L'Arménie et l'Azerbaïdjan ont accepté ces conditions et se sont engagés à résoudre pacifiquement le différend. Le paragraphe 11 du résumé des conclusions de la réunion supplémentaire du Conseil de la CSCE tenue à Helsinki le 24 mars 1992 indique que « les ministres ont pris note de l'engagement de l'Arménie et de l'Azerbaïdjan de soutenir pleinement la mission du président en exercice de la CSCE dans la région, ainsi que d'autres actions convenues par le Conseil de la CSCE, et invitent ces deux pays à mettre activement en œuvre cet engagement en vue de parvenir à un règlement pacifique durable ». Le problème du différend lui-même a été qualifié de « conflit armé à l'intérieur et autour du Haut-Karabakh ». Le Haut-Karabakh n'est pas lié à l'Azerbaïdjan dans ce document.

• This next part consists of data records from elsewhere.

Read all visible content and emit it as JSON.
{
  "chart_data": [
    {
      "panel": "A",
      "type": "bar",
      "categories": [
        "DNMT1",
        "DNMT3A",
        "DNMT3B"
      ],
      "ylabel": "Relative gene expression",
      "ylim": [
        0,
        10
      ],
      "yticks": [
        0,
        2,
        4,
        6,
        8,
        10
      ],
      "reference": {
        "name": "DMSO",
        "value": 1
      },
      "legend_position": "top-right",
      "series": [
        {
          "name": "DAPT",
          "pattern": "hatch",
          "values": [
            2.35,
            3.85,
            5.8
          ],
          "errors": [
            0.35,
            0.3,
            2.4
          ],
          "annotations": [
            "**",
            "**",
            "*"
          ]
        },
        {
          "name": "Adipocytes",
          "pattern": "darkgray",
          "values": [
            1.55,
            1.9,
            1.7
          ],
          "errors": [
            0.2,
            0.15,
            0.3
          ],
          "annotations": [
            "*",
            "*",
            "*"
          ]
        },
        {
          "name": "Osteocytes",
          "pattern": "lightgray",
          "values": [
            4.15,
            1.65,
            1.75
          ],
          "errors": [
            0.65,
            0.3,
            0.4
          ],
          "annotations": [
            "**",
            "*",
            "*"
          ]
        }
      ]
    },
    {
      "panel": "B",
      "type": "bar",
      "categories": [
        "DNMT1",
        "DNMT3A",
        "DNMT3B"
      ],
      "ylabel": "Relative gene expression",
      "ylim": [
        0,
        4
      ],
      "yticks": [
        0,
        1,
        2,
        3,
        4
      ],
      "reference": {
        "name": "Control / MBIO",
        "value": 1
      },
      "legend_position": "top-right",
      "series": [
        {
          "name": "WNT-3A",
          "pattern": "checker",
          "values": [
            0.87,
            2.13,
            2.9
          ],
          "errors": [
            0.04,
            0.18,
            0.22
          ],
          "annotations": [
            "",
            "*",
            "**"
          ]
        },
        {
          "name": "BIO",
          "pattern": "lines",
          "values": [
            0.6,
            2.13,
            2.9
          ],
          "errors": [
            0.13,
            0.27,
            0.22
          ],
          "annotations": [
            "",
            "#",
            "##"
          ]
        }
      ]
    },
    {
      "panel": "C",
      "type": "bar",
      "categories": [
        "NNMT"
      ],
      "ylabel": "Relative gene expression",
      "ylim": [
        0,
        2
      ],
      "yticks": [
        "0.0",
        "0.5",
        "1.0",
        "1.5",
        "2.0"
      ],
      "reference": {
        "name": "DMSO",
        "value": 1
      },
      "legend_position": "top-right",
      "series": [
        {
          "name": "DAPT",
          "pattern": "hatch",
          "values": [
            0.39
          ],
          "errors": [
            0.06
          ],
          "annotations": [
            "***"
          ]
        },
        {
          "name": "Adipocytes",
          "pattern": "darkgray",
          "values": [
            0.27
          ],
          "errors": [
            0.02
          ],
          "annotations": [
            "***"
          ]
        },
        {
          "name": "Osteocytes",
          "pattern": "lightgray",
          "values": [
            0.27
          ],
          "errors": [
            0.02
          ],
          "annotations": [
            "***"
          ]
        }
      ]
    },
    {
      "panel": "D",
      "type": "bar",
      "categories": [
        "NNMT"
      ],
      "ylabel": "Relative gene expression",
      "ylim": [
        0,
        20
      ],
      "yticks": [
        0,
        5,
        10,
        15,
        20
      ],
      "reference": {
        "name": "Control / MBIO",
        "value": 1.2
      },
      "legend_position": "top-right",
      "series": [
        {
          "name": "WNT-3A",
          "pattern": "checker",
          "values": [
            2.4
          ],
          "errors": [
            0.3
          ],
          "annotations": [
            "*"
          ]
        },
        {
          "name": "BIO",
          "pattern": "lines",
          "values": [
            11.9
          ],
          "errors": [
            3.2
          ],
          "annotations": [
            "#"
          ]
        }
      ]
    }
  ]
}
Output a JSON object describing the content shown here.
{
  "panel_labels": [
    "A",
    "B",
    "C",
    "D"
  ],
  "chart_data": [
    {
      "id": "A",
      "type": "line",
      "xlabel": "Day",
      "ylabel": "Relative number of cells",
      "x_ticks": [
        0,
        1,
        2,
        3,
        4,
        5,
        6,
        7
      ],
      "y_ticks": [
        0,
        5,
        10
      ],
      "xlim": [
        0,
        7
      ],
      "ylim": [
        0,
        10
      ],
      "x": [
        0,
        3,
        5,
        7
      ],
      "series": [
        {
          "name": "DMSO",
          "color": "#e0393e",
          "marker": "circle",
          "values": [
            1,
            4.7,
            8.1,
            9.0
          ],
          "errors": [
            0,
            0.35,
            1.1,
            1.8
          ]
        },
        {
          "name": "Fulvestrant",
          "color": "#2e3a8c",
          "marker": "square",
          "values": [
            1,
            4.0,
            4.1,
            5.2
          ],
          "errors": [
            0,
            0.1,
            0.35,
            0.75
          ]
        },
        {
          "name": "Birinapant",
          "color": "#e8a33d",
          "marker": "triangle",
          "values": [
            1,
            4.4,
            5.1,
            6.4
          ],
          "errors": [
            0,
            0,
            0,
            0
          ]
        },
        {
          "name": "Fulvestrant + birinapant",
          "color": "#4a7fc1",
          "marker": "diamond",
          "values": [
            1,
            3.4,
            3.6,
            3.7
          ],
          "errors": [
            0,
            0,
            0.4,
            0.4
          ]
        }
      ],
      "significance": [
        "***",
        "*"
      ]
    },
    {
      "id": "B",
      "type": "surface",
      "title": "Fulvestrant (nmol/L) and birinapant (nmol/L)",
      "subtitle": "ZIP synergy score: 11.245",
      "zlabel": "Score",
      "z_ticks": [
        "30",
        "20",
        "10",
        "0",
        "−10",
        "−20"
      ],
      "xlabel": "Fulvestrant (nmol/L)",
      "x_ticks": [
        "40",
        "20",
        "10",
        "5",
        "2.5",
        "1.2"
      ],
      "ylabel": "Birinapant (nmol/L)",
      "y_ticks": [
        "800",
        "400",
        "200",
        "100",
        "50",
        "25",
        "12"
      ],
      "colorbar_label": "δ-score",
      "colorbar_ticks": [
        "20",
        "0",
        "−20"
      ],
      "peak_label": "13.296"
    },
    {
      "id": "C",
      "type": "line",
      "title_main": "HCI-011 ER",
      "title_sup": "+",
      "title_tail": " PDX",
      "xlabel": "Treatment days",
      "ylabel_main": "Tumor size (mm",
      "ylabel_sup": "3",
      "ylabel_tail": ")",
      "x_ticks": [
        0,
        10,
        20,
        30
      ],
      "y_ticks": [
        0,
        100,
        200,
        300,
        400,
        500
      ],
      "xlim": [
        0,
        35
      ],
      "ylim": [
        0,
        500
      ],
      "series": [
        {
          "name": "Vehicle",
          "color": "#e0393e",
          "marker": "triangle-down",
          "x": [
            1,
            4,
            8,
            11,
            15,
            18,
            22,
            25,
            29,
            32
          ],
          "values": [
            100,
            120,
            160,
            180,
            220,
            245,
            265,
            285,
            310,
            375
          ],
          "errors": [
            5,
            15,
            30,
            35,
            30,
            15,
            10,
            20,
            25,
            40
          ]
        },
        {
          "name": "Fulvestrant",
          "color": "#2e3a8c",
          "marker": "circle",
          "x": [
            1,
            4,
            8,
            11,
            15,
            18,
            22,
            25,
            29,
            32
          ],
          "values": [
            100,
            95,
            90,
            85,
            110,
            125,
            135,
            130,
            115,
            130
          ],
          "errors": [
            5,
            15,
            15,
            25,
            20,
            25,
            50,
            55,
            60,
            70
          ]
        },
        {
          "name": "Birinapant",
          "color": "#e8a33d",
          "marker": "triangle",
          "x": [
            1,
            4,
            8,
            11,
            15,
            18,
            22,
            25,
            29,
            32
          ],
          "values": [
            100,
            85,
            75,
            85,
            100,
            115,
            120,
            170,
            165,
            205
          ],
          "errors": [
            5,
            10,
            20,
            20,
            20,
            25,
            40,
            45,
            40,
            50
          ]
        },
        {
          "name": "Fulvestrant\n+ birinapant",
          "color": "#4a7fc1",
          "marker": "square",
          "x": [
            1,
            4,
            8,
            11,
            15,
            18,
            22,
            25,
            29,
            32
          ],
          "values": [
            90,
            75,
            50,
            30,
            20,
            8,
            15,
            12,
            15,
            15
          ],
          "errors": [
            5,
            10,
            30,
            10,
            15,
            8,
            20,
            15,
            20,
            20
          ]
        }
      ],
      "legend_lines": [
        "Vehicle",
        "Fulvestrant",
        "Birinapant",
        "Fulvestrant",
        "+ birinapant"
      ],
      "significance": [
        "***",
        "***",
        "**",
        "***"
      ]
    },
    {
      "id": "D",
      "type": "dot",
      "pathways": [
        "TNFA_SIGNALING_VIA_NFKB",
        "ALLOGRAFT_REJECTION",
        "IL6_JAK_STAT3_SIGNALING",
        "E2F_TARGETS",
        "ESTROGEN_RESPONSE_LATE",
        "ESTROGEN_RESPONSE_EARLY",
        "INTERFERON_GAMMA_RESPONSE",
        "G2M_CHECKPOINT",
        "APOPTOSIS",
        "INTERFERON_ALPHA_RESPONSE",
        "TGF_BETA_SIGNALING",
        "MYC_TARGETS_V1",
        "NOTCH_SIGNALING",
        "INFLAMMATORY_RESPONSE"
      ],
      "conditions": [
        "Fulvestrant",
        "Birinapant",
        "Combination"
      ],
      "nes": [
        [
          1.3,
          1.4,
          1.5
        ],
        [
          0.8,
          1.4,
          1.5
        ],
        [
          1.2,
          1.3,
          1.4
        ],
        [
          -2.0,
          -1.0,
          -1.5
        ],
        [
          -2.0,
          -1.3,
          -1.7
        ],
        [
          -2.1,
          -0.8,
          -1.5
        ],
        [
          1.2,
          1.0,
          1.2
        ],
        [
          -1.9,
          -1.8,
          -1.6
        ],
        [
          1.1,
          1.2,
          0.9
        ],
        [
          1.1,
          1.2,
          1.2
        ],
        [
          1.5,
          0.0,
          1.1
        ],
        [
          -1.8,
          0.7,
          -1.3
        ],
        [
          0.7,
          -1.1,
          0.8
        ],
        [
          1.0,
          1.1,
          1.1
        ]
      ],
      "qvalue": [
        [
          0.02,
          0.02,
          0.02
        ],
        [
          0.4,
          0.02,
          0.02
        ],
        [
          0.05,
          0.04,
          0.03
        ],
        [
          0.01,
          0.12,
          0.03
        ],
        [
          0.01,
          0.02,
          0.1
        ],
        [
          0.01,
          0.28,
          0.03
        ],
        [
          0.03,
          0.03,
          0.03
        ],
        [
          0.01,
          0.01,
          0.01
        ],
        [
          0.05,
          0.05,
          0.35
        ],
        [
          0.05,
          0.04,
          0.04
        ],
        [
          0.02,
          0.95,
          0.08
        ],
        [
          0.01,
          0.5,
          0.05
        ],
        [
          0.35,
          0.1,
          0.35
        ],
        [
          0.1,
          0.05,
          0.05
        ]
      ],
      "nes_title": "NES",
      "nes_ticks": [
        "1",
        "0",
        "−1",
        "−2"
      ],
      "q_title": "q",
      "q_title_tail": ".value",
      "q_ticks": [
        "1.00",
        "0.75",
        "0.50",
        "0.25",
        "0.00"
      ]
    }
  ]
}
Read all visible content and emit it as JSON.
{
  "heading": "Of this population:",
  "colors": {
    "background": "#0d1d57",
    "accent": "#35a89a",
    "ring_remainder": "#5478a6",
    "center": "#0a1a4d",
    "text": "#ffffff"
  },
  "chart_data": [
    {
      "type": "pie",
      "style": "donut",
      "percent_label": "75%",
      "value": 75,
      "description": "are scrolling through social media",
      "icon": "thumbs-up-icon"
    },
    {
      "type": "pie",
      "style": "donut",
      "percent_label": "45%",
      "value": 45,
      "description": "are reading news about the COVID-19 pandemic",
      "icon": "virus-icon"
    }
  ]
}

Cependant, dès qu'il a reçu la reconnaissance de sa souveraineté et de son adhésion à la CSCE, l'Azerbaïdjan a immédiatement violé ses obligations internationales. Il a lancé une agression militaire contre le Haut-Karabakh afin d'empêcher la mise en œuvre de la conférence sur le statut du Haut-Karabakh. Cependant, l'agression de l'Azerbaïdjan s'est révélée être une défaite pour lui, avec des pertes territoriales significatives. La population de l'ancienne RSS d'Azerbaïdjan a été divisée selon des critères ethniques. Sur les 86 000 kilomètres carrés de l'ancienne RSS d'Azerbaïdjan, seuls 74 000 kilomètres carrés ont été attribués à la République d'Azerbaïdjan - la République d'Artsakh (NKR) a été formée sur 12 000 kilomètres carrés.

Où le crime international de l'Azerbaïdjan doit-il être enregistré ici ? Le crime est qu'en cherchant à obtenir une reconnaissance internationale dans le contexte du désaccord existant sur le Haut-Karabakh, l'Azerbaïdjan a trompé la communauté internationale en violant ses engagements à résoudre le conflit de manière pacifique. Ces actions ont eu pour conséquence la création d'un territoire dont le contrôle est également contesté. Une résolution du Conseil de sécurité des Nations unies a reconnu ce territoire comme étant sous le contrôle des forces armées du Haut-Karabakh ("forces locales") et a décidé de diviser son contrôle le long de la ligne frontalière de l'ancienne NKAO. Cependant, en 2020, l'Azerbaïdjan a décidé d'annexer l'objet du litige, à savoir le NKR. Une autre infraction a eu lieu.

Nous pouvons nous arrêter là. Naturellement, l'Azerbaïdjan craint que l'Arménie ne porte un jour plainte contre lui devant la Cour internationale de justice. Il est donc nécessaire d'empêcher l'Arménie d'agir de la sorte. C'est la pratique à laquelle nous assistons ces jours-ci. L'objectif principal est d'isoler l'Arménie de tout soutien occidental, notamment en éliminant le groupe de Minsk de l'OSCE ».